- Poster
- Thai: ดวงดาวในเวหา
- Genre: Mystery; Comedy; Romance; Drama; Boys' love (BL);
- Based on: ดวงดาวในเวหา by SweetyN
- Starring: Thanatsaran Samthonglai (Frank); Thakorn Kanthatham (Kim); Wannarat Wattadalimma (Sunny); Gameplay Garnpaphon Laolerkiat; ;
- Country of origin: Thailand
- Original language: Thai

Production
- Producer: Kuan Denkhun Ngamnet
- Production company: Triple Trio Studio

Original release
- Network: Triple Trio Studio Channel
- Release: 2026

= Neptune in The Sky =

2026 Thai television series

Neptune in the Sky (ดวงดาวในเวหา) is a upcoming Thai television series in the mystery, comedy, romance, drama, and boys' love (BL) genres, starring Thakorn Kanthatham (Kim) and Thanatsaran Samthonglai (Frank). The series also stars Wannarat Wattadalimma (Sunny) and Garnpaphon Laolerkiat (Gameplay) in supporting roles.

The series is based on the novel ดวงดาวในเวหา by SweetyN and is scheduled for release in 2026.

==Synopsis==
Neptune is a pop star who decides to step away from the spotlight after becoming involved in a public scandal. Seeking freedom and anonymity abroad, he rents a shared room in the hope of finally living a quiet life.

His attempt to escape fame does not go as planned when he discovers that his new roommate is Kyo, his former senior from high school. Organized, stubborn, and persistent, Kyo begins living with Neptune amid misunderstandings, everyday situations, and an attraction that gradually resurfaces between them.

==Cast==

===Main===
- Thanatsaran Samthonglai (Frank) as Kyo
- Thakorn Kanthatham (Kim) as Neptune

===Supporting===
- Wannarat Wattadalimma (Sunny) as Heman
- Gameplay Garnpaphon Laolerkiat as Film
- Yoon Phusanu Wongsavanischakorn as Nakrop
- Gun Napat Na Ranong as Tee
- Boom Thanut Jiraratchakit as Thup
- New Chunnawan Mandee as Mekfhon
- Leo Peerapun Chungcharoenpanich as Gun
- Babe Pasutwich Tangcharoenrungrueang as Demon

==Production==
The series is produced by Thai studio Triple Trio Studio and is based on the novel ดวงดาวในเวหา by SweetyN, with Kuan Denkhun Ngamnet serving as producer.

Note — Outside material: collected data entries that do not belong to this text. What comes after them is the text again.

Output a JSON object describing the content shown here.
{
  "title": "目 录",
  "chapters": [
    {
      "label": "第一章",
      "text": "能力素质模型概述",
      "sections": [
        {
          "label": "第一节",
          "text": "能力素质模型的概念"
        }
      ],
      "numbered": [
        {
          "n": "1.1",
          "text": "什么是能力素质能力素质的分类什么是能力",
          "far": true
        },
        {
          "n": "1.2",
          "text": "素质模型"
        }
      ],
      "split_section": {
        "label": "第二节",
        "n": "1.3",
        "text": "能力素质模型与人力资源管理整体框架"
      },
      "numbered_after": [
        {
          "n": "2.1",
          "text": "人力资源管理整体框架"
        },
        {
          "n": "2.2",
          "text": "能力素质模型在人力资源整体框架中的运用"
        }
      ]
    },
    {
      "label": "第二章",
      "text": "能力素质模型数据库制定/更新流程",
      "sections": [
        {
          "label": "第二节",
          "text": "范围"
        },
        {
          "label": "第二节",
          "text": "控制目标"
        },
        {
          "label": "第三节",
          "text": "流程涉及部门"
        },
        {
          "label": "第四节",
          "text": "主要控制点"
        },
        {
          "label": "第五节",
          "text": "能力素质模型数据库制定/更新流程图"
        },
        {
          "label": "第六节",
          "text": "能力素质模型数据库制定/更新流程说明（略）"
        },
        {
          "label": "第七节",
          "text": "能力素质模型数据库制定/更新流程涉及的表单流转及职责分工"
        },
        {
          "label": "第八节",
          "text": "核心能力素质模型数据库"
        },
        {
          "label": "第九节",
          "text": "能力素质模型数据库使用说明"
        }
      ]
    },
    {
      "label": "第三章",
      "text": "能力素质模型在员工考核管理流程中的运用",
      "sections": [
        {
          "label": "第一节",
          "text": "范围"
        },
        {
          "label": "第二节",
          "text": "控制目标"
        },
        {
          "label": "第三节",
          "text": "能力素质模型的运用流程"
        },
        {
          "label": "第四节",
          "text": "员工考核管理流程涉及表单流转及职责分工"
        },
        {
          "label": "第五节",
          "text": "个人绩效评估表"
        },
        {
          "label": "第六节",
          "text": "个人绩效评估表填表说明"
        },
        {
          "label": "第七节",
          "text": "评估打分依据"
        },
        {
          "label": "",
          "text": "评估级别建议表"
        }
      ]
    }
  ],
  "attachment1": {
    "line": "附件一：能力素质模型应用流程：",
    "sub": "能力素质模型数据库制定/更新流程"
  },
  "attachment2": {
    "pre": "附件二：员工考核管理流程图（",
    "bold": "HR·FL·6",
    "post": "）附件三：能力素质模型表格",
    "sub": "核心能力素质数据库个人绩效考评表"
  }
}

Thanatsaran Samthonglai (Frank) portrays Kyo, while Thakorn Kanthatham (Kim) portrays Neptune. The supporting cast includes Wannarat Wattadalimma (Sunny), Gameplay Garnpaphon Laolerkiat, Yoon Phusanu Wongsavanischakorn, Gun Napat Na Ranong, Boom Thanut Jiraratchakit, New Chunnawan Mandee, Leo Peerapun Chungcharoenpanich, and Babe Pasutwich Tangcharoenrungrueang. Earth Kantachote was initially set to portray Neptune, but was later replaced by Kim.

Neptune in the Sky is scheduled for release in 2026. The series was confirmed to initially premiere through the Triple Trio Studio channel, although an exact release date has not yet been announced. Casting for the series was held in Taiwan and Thailand.